The IG's report comes at a time when the Obama Administration has already taken significant steps to strengthen federal travel regulations, U.S. Travel said in a statement.

U.S Travel noted that in September 2011, the Office of Management and Budget issued a memorandum to Executive Branch agencies requiring a comprehensive review of all conference spending policies. In November 2011, President Obama issued an Executive Order directing federal agencies to reduce government travel by adopting a "local first" policy for conferences and employee travel.

If properly followed, federal travel rules and regulations enforce competitive bidding, cost limitations on food, beverages and lodging, and a host of other restrictions that ensure limited spending while allowing productive government business to take place, U.S.Travel said.

"The American people demand two things of their government: to be responsible stewards of their hard-earned tax dollars and to provide valuable services that benefit this country. Federal travel, when conducted responsibly, fulfills both of those promises," said Dow.
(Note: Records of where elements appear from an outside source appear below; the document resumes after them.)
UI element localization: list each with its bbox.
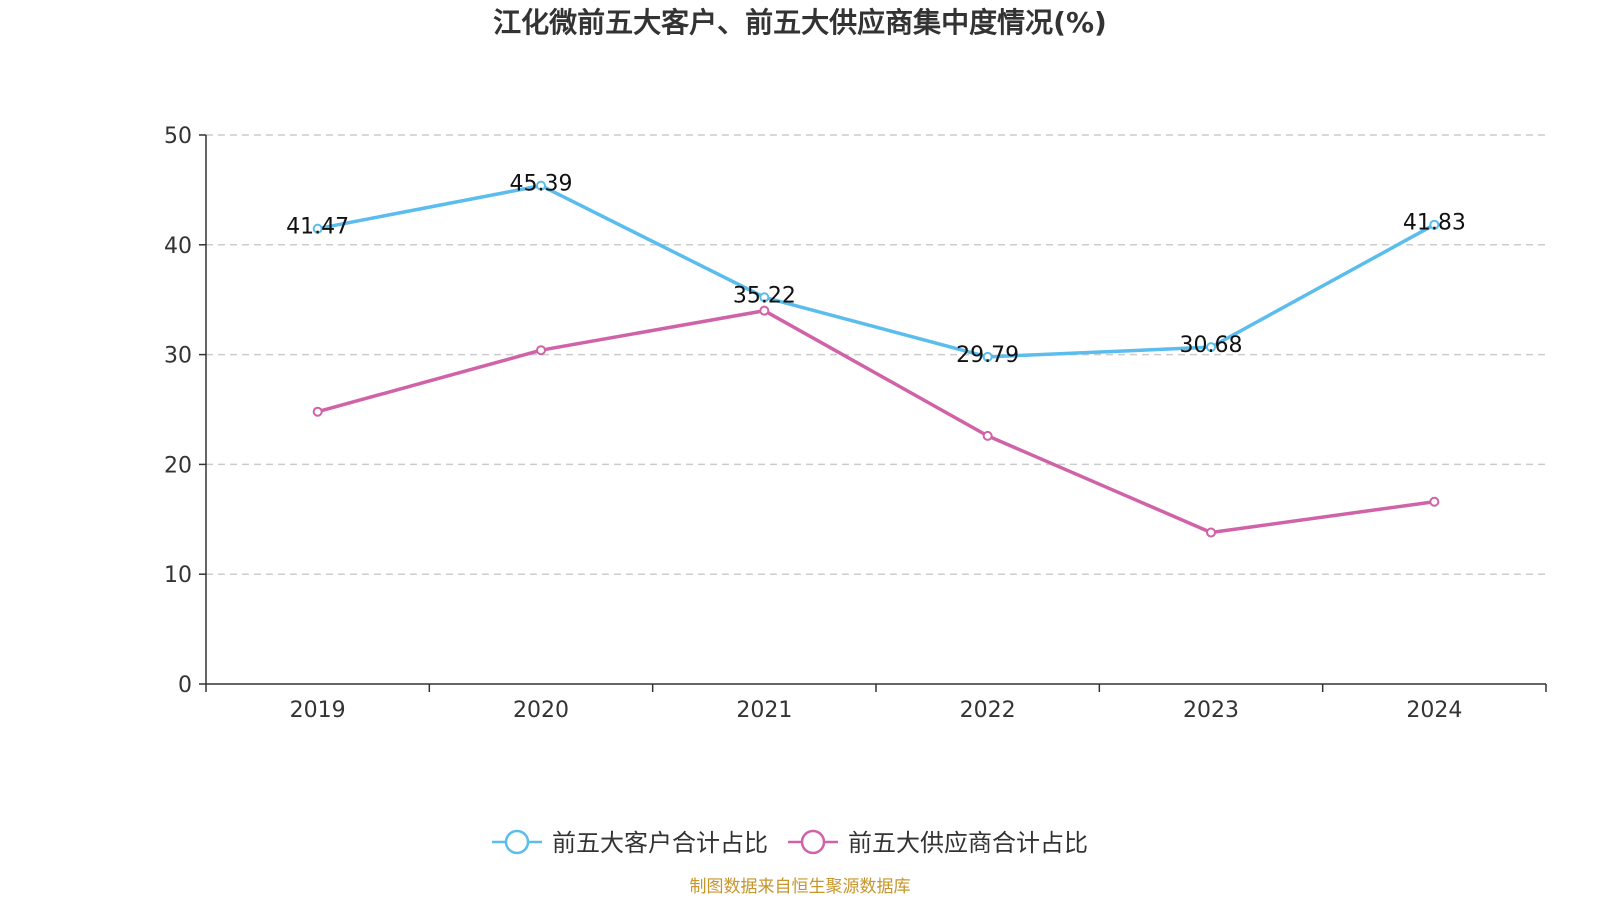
y-tick-label: 30 [164,344,192,369]
y-tick-label: 50 [164,124,192,149]
data-point[interactable] [1429,496,1440,507]
data-point[interactable] [536,180,546,191]
legend-item-2[interactable]: 前五大供应商合计占比 [788,829,1088,857]
data-label: 35.22 [733,283,796,308]
legend[interactable]: 前五大客户合计占比 前五大供应商合计占比 [492,829,1088,857]
x-tick-label: 2021 [736,698,792,723]
data-point[interactable] [1206,527,1216,538]
chart-title: 江化微前五大客户、前五大供应商集中度情况(%) [493,6,1107,39]
legend-label: 前五大供应商合计占比 [848,829,1088,857]
data-point[interactable] [1206,342,1216,353]
data-labels: 41.47 45.39 35.22 29.79 30.68 41.83 [286,172,1466,368]
source-note: 制图数据来自恒生聚源数据库 [690,877,911,897]
data-point[interactable] [536,345,546,356]
data-label: 41.83 [1403,211,1466,236]
data-point[interactable] [759,292,770,303]
legend-item-1[interactable]: 前五大客户合计占比 [492,829,768,857]
gridlines [206,134,1546,575]
data-point[interactable] [312,223,323,234]
series-lines [312,180,1440,538]
data-label: 30.68 [1180,333,1243,358]
legend-marker-icon [504,829,530,855]
x-tick-label: 2023 [1183,698,1239,723]
data-label: 29.79 [956,343,1019,368]
data-label: 45.39 [510,172,573,197]
data-label: 41.47 [286,215,349,240]
x-tick-label: 2022 [960,698,1016,723]
series-line-1 [315,183,1437,359]
x-tick-label: 2019 [290,698,346,723]
legend-label: 前五大客户合计占比 [552,829,768,857]
data-point[interactable] [759,305,770,316]
x-tick-label: 2024 [1406,698,1462,723]
data-point[interactable] [312,406,323,417]
series-line-2 [315,308,1437,535]
data-point[interactable] [982,351,993,362]
y-tick-label: 20 [164,453,192,478]
data-point[interactable] [982,430,993,441]
data-point[interactable] [1429,219,1440,230]
y-tick-label: 40 [164,234,192,259]
y-tick-label: 0 [178,673,192,698]
legend-marker-icon [800,829,826,855]
y-tick-label: 10 [164,563,192,588]
axes: 0 10 20 30 40 50 2019 2020 2021 2022 2023 2024 [164,124,1547,723]
x-tick-label: 2020 [513,698,569,723]
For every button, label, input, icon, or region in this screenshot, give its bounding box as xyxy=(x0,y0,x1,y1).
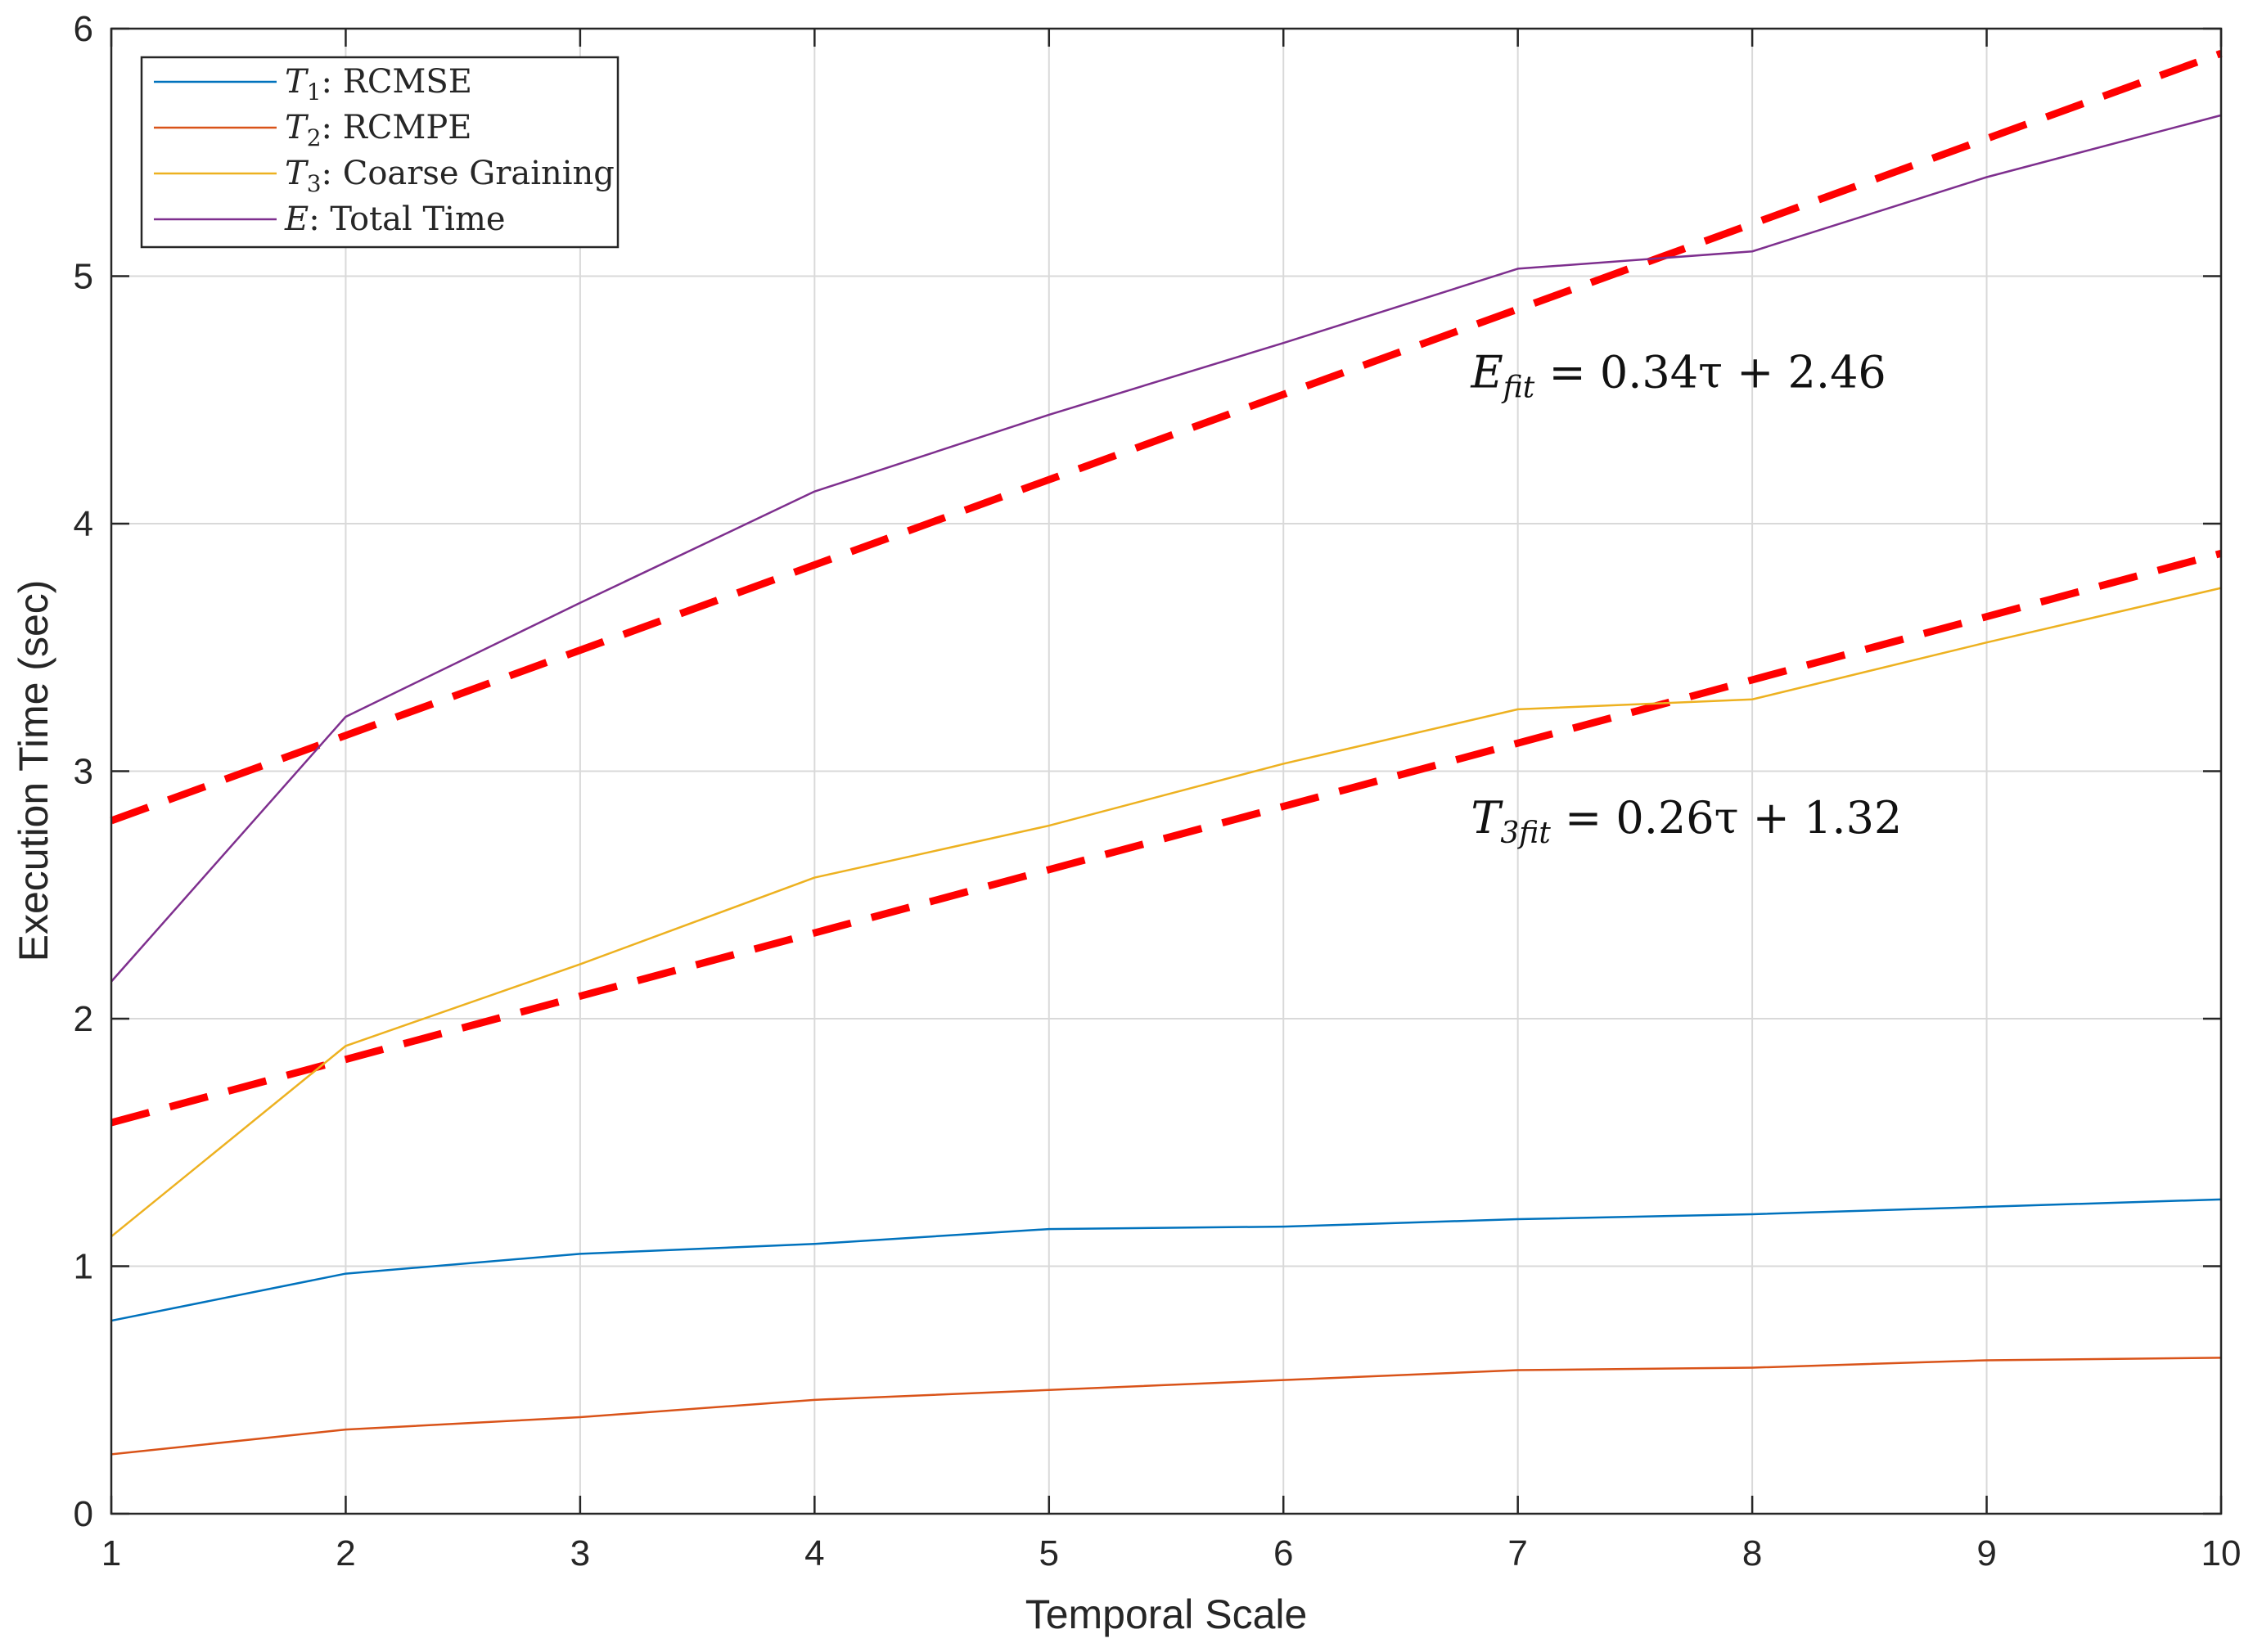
x-tick-label: 2 xyxy=(336,1533,355,1573)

"Unfortunately, a single instance of irresponsible decision making has the potential to cast a negative light on the millions of men and women who work every day to make America's meetings, conventions and events industry the best in the world. It is important to remember that this particular event was the result of a failure to follow federal travel regulations that were already in place to protect the misuse of taxpayer funds," Dow said.